Monday July 4th 2022
Neural network architecture search for extreme classification and in a partially labeled learning context
Deep learning applications are rapidly expanding and show no signs of slowing down. Neural network topologies are becoming larger and more complex for challenging real-life problems.
This increased complexity necessitates more time and expertise from professionals, as well as a significant financial investment for AI companies.
Neural Architecture Search is a novel Machine Learning paradigm that seeks to determine the best NN architecture for a given problem. NAS techniques, on the other hand, have only been studied and developed in limited, well-defined Machine Learning problems, which are not representative of all existing ML scenarios.

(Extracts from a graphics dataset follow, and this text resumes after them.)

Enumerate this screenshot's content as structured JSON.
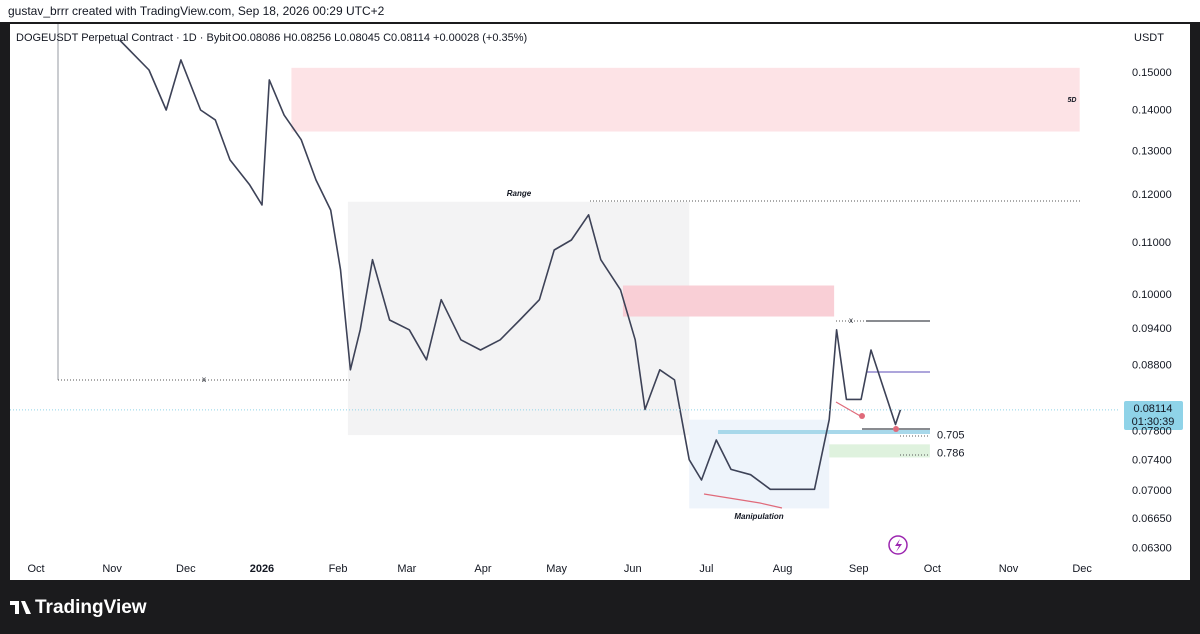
{
  "header": "gustav_brrr created with TradingView.com, Sep 18, 2026 00:29 UTC+2",
  "footer_logo": "TradingView",
  "chart_data": {
    "type": "line",
    "title": "DOGEUSDT Perpetual Contract · 1D · Bybit",
    "legend_values": "O0.08086 H0.08256 L0.08045 C0.08114 +0.00028 (+0.35%)",
    "currency": "USDT",
    "color": "#3d4257",
    "log_scale": true,
    "grid": false,
    "x": [
      34,
      46,
      53,
      59,
      67,
      73,
      79,
      87,
      92,
      95,
      101,
      108,
      114,
      120,
      124,
      128,
      132,
      137,
      144,
      152,
      159,
      165,
      173,
      181,
      189,
      197,
      205,
      211,
      218,
      225,
      230,
      238,
      244,
      248,
      254,
      260,
      266,
      271,
      277,
      283,
      291,
      299,
      307,
      317,
      323,
      326,
      330,
      336,
      340,
      344,
      350,
      352
    ],
    "values": [
      0.1593,
      0.1508,
      0.1402,
      0.1536,
      0.1402,
      0.1377,
      0.128,
      0.1223,
      0.1179,
      0.1481,
      0.1389,
      0.1328,
      0.1234,
      0.1168,
      0.1048,
      0.0873,
      0.0939,
      0.1067,
      0.0956,
      0.0939,
      0.0889,
      0.0992,
      0.0922,
      0.0905,
      0.0922,
      0.0956,
      0.0992,
      0.1086,
      0.1106,
      0.1158,
      0.1067,
      0.101,
      0.0922,
      0.0812,
      0.0873,
      0.0857,
      0.0741,
      0.0714,
      0.0768,
      0.0728,
      0.0721,
      0.0702,
      0.0702,
      0.0702,
      0.0797,
      0.0939,
      0.0827,
      0.0827,
      0.0905,
      0.0857,
      0.079,
      0.08114
    ],
    "xlim": [
      -10.6,
      440.6
    ],
    "xticks": [
      {
        "value": 0,
        "label": "Oct"
      },
      {
        "value": 31,
        "label": "Nov"
      },
      {
        "value": 61,
        "label": "Dec"
      },
      {
        "value": 92,
        "label": "2026"
      },
      {
        "value": 123,
        "label": "Feb"
      },
      {
        "value": 151,
        "label": "Mar"
      },
      {
        "value": 182,
        "label": "Apr"
      },
      {
        "value": 212,
        "label": "May"
      },
      {
        "value": 243,
        "label": "Jun"
      },
      {
        "value": 273,
        "label": "Jul"
      },
      {
        "value": 304,
        "label": "Aug"
      },
      {
        "value": 335,
        "label": "Sep"
      },
      {
        "value": 365,
        "label": "Oct"
      },
      {
        "value": 396,
        "label": "Nov"
      },
      {
        "value": 426,
        "label": "Dec"
      }
    ],
    "ylim": [
      0.0595,
      0.164
    ],
    "yticks": [
      {
        "value": 0.15,
        "label": "0.15000"
      },
      {
        "value": 0.14,
        "label": "0.14000"
      },
      {
        "value": 0.13,
        "label": "0.13000"
      },
      {
        "value": 0.12,
        "label": "0.12000"
      },
      {
        "value": 0.11,
        "label": "0.11000"
      },
      {
        "value": 0.1,
        "label": "0.10000"
      },
      {
        "value": 0.094,
        "label": "0.09400"
      },
      {
        "value": 0.088,
        "label": "0.08800"
      },
      {
        "value": 0.078,
        "label": "0.07800"
      },
      {
        "value": 0.074,
        "label": "0.07400"
      },
      {
        "value": 0.07,
        "label": "0.07000"
      },
      {
        "value": 0.0665,
        "label": "0.06650"
      },
      {
        "value": 0.063,
        "label": "0.06300"
      }
    ],
    "last_price": 0.08114,
    "countdown": "01:30:39",
    "zones": [
      {
        "x": [
          104,
          425
        ],
        "y": [
          0.1348,
          0.1514
        ],
        "color": "#fde3e6",
        "label": "5D"
      },
      {
        "x": [
          127,
          266
        ],
        "y": [
          0.0775,
          0.1186
        ],
        "color": "#f3f3f4",
        "label": "Range"
      },
      {
        "x": [
          239,
          325
        ],
        "y": [
          0.0962,
          0.1018
        ],
        "color": "#f9cfd6"
      },
      {
        "x": [
          266,
          323
        ],
        "y": [
          0.0678,
          0.0797
        ],
        "color": "#eef4fb",
        "label": "Manipulation"
      },
      {
        "x": [
          323,
          364
        ],
        "y": [
          0.0744,
          0.0762
        ],
        "color": "#dff2de"
      }
    ],
    "fib_levels": [
      {
        "level": 0.705,
        "price": 0.0774
      },
      {
        "level": 0.786,
        "price": 0.0749
      }
    ],
    "markers": [
      "x",
      "x"
    ]
  }
}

This thesis focuses on the research and development of the NAS approaches for new tasks as well as a new learning framework that is more relevant to real-world applications.

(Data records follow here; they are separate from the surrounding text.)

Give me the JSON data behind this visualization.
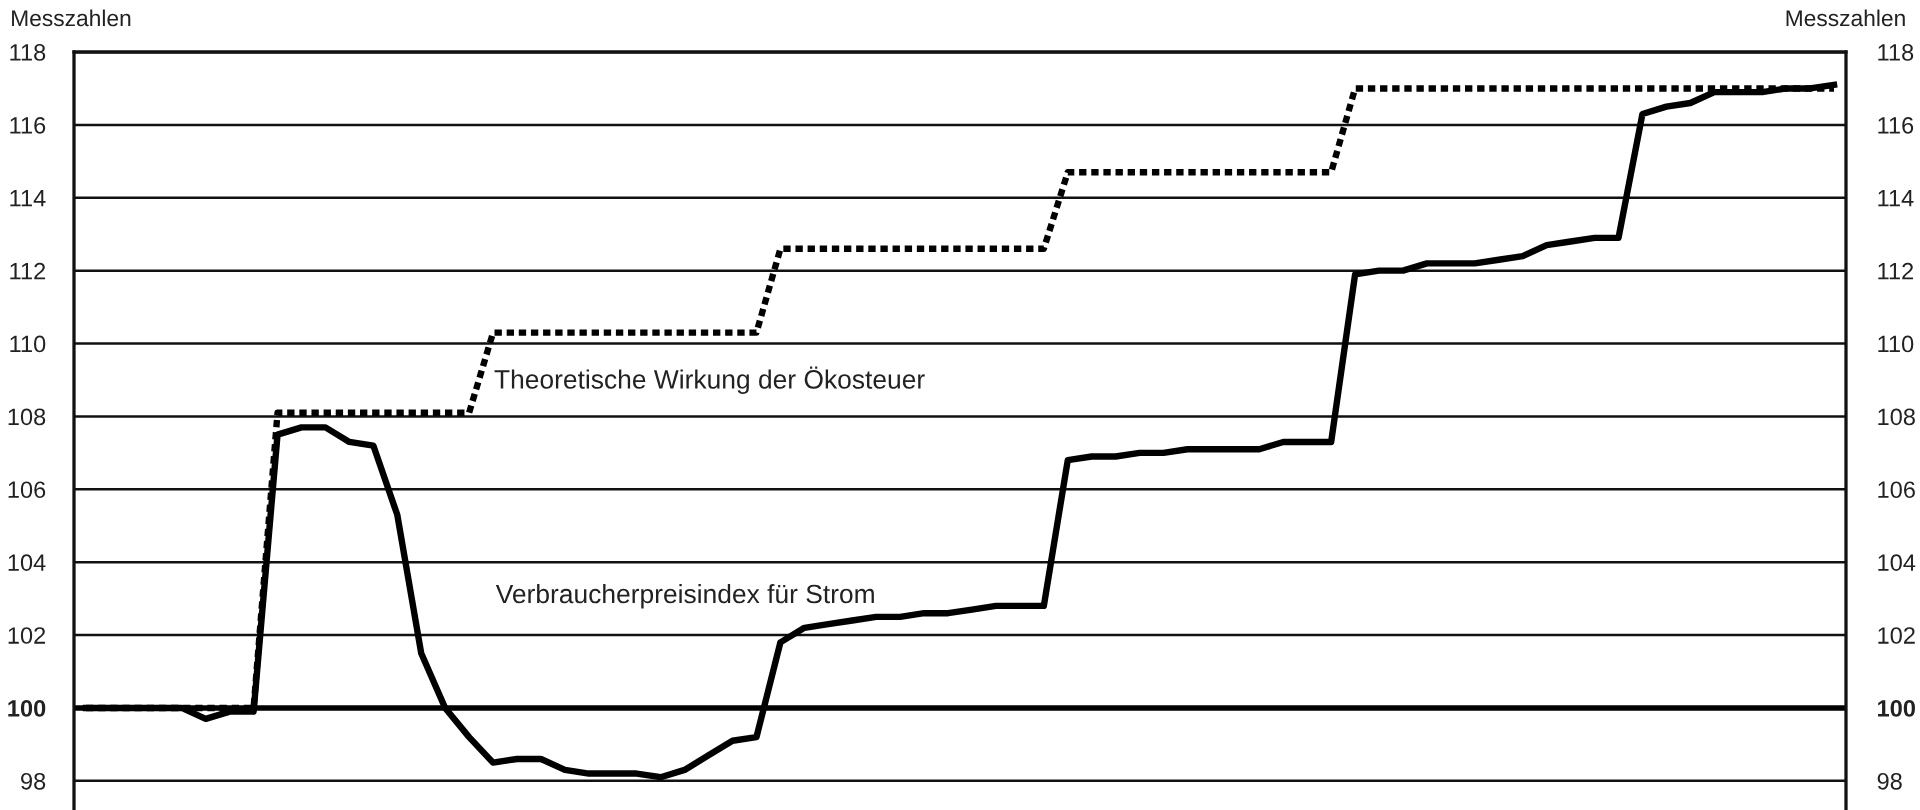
{
  "chart_data": {
    "type": "line",
    "ylabel": "Messzahlen",
    "y2label": "Messzahlen",
    "categories": [
      null,
      null,
      null,
      null,
      null,
      null,
      null,
      null,
      null,
      null,
      null,
      null,
      null,
      null,
      null,
      null,
      null,
      null,
      null,
      null,
      null,
      null,
      null,
      null,
      null,
      null,
      null,
      null,
      null,
      null,
      null,
      null,
      null,
      null,
      null,
      null,
      null,
      null,
      null,
      null,
      null,
      null,
      null,
      null,
      null,
      null,
      null,
      null,
      null,
      null,
      null,
      null,
      null,
      null,
      null,
      null,
      null,
      null,
      null,
      null,
      null,
      null,
      null,
      null,
      null,
      null,
      null,
      null,
      null,
      null,
      null,
      null,
      null,
      null
    ],
    "series": [
      {
        "name": "Theoretische Wirkung der Ökosteuer",
        "color": "#000000",
        "line_style": "dotted",
        "values": [
          100,
          100,
          100,
          100,
          100,
          100,
          100,
          100,
          108.1,
          108.1,
          108.1,
          108.1,
          108.1,
          108.1,
          108.1,
          108.1,
          108.1,
          110.3,
          110.3,
          110.3,
          110.3,
          110.3,
          110.3,
          110.3,
          110.3,
          110.3,
          110.3,
          110.3,
          110.3,
          112.6,
          112.6,
          112.6,
          112.6,
          112.6,
          112.6,
          112.6,
          112.6,
          112.6,
          112.6,
          112.6,
          112.6,
          114.7,
          114.7,
          114.7,
          114.7,
          114.7,
          114.7,
          114.7,
          114.7,
          114.7,
          114.7,
          114.7,
          114.7,
          117.0,
          117.0,
          117.0,
          117.0,
          117.0,
          117.0,
          117.0,
          117.0,
          117.0,
          117.0,
          117.0,
          117.0,
          117.0,
          117.0,
          117.0,
          117.0,
          117.0,
          117.0,
          117.0,
          117.0,
          117.0
        ]
      },
      {
        "name": "Verbraucherpreisindex für Strom",
        "color": "#000000",
        "line_style": "solid",
        "values": [
          100,
          100,
          100,
          100,
          100,
          99.7,
          99.9,
          99.9,
          107.5,
          107.7,
          107.7,
          107.3,
          107.2,
          105.3,
          101.5,
          100.0,
          99.2,
          98.5,
          98.6,
          98.6,
          98.3,
          98.2,
          98.2,
          98.2,
          98.1,
          98.3,
          98.7,
          99.1,
          99.2,
          101.8,
          102.2,
          102.3,
          102.4,
          102.5,
          102.5,
          102.6,
          102.6,
          102.7,
          102.8,
          102.8,
          102.8,
          106.8,
          106.9,
          106.9,
          107.0,
          107.0,
          107.1,
          107.1,
          107.1,
          107.1,
          107.3,
          107.3,
          107.3,
          111.9,
          112.0,
          112.0,
          112.2,
          112.2,
          112.2,
          112.3,
          112.4,
          112.7,
          112.8,
          112.9,
          112.9,
          116.3,
          116.5,
          116.6,
          116.9,
          116.9,
          116.9,
          117.0,
          117.0,
          117.1
        ]
      }
    ],
    "ylim": [
      97.2,
      118
    ],
    "yticks": [
      98,
      100,
      102,
      104,
      106,
      108,
      110,
      112,
      114,
      116,
      118
    ],
    "y2lim": [
      97.2,
      118
    ],
    "y2ticks": [
      98,
      100,
      102,
      104,
      106,
      108,
      110,
      112,
      114,
      116,
      118
    ],
    "ref_lines": [
      {
        "axis": "y",
        "value": 100
      }
    ],
    "grid": "y",
    "tick_labels": "y"
  }
}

We suggested using a neuro-evolutionary NAS framework to solve the extreme multi-label classification challenge in particular.

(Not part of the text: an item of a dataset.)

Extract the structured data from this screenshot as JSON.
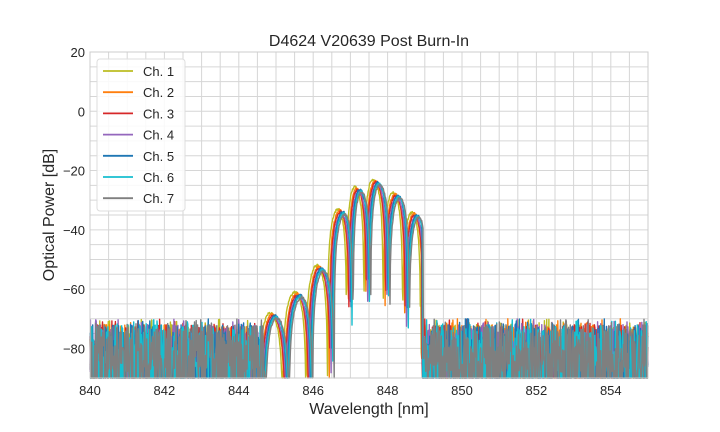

We combined convolution and recurrent networks to provide a more appropriate space search for this assignment.
On several datasets, we evaluate the performance of the searched network. We also looked at the challenge of reconstructing an RSSI map, which is a more difficult process due to the lack of input data and the fact that it is only partially annotated. In this way, we provide a system for semantic segmentation task dynamic architecture search with a minimal number of annotated samples. We investigated multiple semi-supervised learning algorithms in this framework to see which one was the most successful at using unlabeled samples.
We looked at a number of strategies, including "traditional" and "new" semi-supervision approaches, as well as self-supervision approaches.